SUSTENANCE OF PATRIARCHY

The first, and most significant reason why women did not rise collectively against patriarchy was the absence of women’s history, or perhaps the lack of knowledge of its existence. Women had no knowledge of any prior struggle against patriarchy, and assumed this was the way of life. While this may sound simple, the presence and knowledge of history becomes a great source of inspiration when one chooses to fight an institution as established as patriarchy. Mary Daly termed the lack of history as “existential nothingness”. The other reason is the male hegemony over the symbol system. Male monopoly on definition and the educational deprivation of women became the two aspects of control over the symbol system. The androcentric fallacy was built into the mental constructs of Western civilization, where men believed that history was all about the representation of men and their viewpoint. It is not possible to rectify this fallacy by simply “adding women.”


DESTRUCTION OF PATRIARCHY

According to Gerda Lerner, since patriarchy was created by humans, it may as well be destroyed by them. Patriarchy is not a natural law. She elaborates, “As long as both men and women regard the subordination of half the human race to the other as ‘natural’, it is impossible to envision a society in which differences do not connote either dominance or subordination.” Her belief is that a feminist world view is our only hope to free our minds from patriarchal thought and practice. To step outside of patriarchal thought is one way to get rid of patriarchy, after all an institution succeeds only on the basis of propagating it’s thought. The system of patriarchy is a historic construct.

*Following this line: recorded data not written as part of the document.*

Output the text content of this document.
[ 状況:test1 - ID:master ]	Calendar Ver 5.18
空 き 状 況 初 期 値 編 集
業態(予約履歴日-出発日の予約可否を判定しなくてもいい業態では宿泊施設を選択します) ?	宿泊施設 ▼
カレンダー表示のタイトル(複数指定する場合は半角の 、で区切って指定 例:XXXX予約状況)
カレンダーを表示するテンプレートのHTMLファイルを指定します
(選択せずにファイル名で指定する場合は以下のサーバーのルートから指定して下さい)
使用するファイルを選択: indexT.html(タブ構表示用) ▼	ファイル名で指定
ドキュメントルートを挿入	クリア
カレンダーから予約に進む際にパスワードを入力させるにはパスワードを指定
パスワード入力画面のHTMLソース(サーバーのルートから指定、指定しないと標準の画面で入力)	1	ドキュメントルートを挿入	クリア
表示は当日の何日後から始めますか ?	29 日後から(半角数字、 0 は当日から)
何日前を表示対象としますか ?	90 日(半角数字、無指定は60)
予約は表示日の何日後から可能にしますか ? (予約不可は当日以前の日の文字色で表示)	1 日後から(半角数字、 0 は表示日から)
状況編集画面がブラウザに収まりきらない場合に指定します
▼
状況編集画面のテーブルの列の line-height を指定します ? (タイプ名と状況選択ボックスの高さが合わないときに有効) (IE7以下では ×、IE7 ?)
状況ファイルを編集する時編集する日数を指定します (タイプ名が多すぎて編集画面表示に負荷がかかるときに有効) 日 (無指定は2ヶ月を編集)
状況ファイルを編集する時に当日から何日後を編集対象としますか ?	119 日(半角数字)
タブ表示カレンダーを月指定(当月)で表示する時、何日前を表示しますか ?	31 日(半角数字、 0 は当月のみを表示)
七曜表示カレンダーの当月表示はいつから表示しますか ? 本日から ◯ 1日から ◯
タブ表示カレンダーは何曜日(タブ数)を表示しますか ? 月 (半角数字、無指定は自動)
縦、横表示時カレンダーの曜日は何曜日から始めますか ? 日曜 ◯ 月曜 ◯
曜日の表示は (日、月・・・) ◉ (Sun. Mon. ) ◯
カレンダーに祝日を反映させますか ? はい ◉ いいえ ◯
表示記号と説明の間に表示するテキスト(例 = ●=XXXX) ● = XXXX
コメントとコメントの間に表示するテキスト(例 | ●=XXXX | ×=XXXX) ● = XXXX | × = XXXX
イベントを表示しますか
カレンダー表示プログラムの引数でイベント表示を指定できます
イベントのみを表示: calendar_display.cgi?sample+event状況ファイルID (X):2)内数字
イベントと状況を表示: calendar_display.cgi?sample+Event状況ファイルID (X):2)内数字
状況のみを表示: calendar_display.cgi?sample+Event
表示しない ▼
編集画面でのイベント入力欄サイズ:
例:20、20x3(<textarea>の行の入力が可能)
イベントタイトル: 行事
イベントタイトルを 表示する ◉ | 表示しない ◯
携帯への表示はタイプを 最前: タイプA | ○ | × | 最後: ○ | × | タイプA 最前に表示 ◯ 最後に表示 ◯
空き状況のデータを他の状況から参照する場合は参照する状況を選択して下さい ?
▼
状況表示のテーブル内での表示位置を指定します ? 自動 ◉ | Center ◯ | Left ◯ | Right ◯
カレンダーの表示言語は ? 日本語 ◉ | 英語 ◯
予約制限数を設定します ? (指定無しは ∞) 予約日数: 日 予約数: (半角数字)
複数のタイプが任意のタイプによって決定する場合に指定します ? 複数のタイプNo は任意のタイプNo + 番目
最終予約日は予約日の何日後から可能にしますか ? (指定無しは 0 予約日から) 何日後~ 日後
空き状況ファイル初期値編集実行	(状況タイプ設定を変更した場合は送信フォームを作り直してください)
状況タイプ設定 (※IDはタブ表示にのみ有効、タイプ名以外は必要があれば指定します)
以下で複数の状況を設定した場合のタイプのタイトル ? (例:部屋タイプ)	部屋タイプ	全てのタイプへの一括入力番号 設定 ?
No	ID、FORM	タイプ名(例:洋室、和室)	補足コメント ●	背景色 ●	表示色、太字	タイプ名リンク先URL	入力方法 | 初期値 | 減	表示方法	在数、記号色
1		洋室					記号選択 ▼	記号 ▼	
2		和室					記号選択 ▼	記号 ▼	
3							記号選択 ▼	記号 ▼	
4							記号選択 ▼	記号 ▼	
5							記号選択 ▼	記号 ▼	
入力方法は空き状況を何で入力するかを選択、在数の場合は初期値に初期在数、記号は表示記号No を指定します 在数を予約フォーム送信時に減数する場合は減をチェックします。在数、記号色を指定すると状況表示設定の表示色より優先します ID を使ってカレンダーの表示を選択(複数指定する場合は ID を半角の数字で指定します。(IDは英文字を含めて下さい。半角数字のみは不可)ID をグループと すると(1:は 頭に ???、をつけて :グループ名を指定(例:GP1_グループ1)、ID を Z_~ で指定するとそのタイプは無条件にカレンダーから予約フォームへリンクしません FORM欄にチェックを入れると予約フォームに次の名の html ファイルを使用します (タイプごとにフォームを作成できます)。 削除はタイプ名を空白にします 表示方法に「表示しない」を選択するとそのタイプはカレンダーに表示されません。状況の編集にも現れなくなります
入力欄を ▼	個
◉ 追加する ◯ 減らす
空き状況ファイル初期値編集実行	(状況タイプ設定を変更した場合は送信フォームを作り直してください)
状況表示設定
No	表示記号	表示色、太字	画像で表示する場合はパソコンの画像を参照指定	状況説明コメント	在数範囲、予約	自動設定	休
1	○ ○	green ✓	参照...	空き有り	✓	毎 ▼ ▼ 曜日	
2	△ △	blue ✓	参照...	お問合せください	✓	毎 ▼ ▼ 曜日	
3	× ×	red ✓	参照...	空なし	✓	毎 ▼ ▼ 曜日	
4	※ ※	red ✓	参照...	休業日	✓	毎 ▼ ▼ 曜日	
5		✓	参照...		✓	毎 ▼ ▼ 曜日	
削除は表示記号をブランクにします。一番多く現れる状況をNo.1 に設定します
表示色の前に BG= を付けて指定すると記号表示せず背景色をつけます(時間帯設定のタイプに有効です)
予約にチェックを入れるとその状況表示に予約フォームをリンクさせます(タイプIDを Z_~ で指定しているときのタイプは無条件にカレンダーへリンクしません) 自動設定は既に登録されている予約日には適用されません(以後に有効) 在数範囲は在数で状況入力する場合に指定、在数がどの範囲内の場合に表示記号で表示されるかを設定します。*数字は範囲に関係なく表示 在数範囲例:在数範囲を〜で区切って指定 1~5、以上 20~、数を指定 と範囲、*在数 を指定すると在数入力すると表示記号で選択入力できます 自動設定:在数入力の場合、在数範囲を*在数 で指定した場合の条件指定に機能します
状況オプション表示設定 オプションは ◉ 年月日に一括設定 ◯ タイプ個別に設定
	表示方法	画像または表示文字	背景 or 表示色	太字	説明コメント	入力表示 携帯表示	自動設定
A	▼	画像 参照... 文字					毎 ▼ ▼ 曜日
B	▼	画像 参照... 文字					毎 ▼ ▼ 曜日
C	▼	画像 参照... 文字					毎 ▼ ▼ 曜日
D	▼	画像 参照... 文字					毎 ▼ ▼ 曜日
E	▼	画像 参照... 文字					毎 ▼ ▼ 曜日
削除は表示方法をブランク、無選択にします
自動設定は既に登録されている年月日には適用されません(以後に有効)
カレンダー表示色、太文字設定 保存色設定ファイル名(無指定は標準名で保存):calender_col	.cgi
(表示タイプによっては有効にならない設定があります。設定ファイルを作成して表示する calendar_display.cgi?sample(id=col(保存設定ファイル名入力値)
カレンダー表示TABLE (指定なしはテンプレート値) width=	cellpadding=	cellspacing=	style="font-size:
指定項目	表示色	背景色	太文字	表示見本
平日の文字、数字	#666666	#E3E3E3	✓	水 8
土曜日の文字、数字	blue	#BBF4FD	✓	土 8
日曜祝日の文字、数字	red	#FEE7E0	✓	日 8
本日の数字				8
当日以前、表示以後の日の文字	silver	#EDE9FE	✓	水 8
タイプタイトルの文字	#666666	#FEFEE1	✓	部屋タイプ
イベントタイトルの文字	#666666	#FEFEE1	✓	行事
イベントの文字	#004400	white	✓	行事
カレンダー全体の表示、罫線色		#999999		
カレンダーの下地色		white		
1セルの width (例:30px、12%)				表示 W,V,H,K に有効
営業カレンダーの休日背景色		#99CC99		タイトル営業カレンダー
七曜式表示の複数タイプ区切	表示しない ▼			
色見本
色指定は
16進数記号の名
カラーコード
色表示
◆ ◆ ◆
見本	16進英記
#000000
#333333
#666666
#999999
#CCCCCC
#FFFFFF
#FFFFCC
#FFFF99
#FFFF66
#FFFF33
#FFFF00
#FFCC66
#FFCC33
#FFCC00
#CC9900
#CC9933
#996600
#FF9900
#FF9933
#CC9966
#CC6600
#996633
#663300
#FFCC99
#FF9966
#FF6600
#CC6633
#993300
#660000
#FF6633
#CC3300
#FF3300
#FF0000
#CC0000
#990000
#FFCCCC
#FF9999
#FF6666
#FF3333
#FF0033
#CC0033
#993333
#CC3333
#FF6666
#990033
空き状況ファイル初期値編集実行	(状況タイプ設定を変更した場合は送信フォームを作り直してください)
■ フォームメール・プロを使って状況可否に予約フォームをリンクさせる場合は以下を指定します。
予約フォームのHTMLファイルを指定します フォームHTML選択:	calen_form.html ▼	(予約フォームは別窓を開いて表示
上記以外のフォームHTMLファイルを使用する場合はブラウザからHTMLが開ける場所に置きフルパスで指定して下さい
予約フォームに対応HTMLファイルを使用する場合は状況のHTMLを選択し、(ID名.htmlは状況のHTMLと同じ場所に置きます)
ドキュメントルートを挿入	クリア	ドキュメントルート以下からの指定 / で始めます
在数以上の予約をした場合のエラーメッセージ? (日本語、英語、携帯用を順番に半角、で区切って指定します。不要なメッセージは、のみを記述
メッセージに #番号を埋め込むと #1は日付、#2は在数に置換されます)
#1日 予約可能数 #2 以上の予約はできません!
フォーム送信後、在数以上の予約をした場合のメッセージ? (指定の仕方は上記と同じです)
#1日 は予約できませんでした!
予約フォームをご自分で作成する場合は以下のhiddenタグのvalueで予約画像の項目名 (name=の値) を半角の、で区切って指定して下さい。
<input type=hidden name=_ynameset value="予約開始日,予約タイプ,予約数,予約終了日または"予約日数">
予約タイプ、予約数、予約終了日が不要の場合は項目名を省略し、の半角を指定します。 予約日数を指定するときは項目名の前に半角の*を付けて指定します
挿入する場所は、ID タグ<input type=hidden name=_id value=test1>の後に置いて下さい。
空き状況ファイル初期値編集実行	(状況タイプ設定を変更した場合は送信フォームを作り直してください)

Since it had a beginning, it is only natural that it has an end. Lerner also emphasises, “Its time seems to have nearly run its course- it no longer serves the needs of men or women and in its inextricable linkage to militarism, hierarchy and racism, it threatens the very existence of life on earth.” To build a world that is entirely human, not matriarchal or patriarchal, is the responsibility of each and every human on the planet. Only then can one live in peace, free of dominance and hierarchy.